We are fortunate that the forest is private and no people have stumbled into it, because her drive to destroy is now at its absolute peak. All she did before, when she escaped the lab, or when she ran from the officers, is nothing compared to the pure, perfect prey drive she is now displaying.

We take down a deer, and feed. Then we cross paths with a stag. He dies too, and she tears through him with a vicious reverence that I will never forget. I consume parts of her first kills as is tradition, bonding with her as I would another wolf.

Then I lead her home, once her hunger is sated and her bones begin to grow weary with the effort of their twisted transformation.

I get my mate to bed with a feat of strength and physics that frankly makes me very proud.

I have to use all the principles of leverage to get her on the mattress.

She’s big. Very big. She’s also very sleepy.

I’d say that first shift took pretty much all her energy out of her.

Makes sense. She did not merely become a wolf.

She became… this. I shift into my human form and watch her as she sleeps, not as a human, and not as a wolf, but as a third, more strange and terrifying thing.

She is beautiful in this form too, but not what I expected.

Not what anybody expected.
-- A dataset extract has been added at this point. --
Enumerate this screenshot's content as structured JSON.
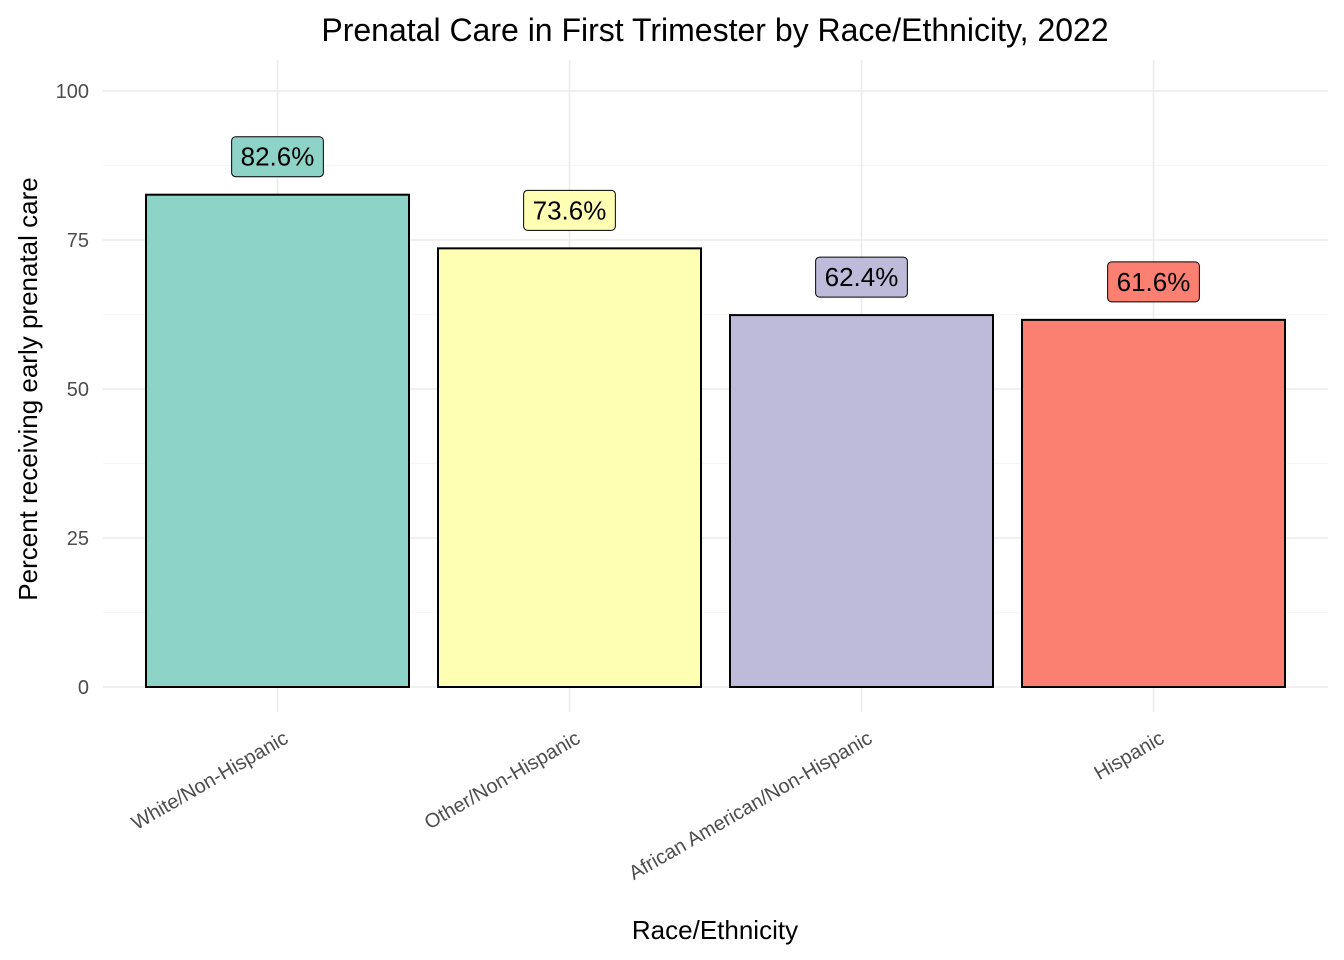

I can only begin to imagine the chaos that will inevitably be wrought once she begins to understand herself in this way.

Mercifully, as the dawn begins to rise, she slides out of her were-form and takes her naked human body again. I have been awake the entire time, keeping a close eye on her. I want her to be safe, even if there’s not really anything I can do if something were to go wrong.

I breathe a sigh of relief as I see her pretty face again. She was a stunning werewolf, but I do love her human nature.

She stirs as the second shift, the returning to self, takes place. I press a light kiss to her brow, which seems to be the last straw of her slumber.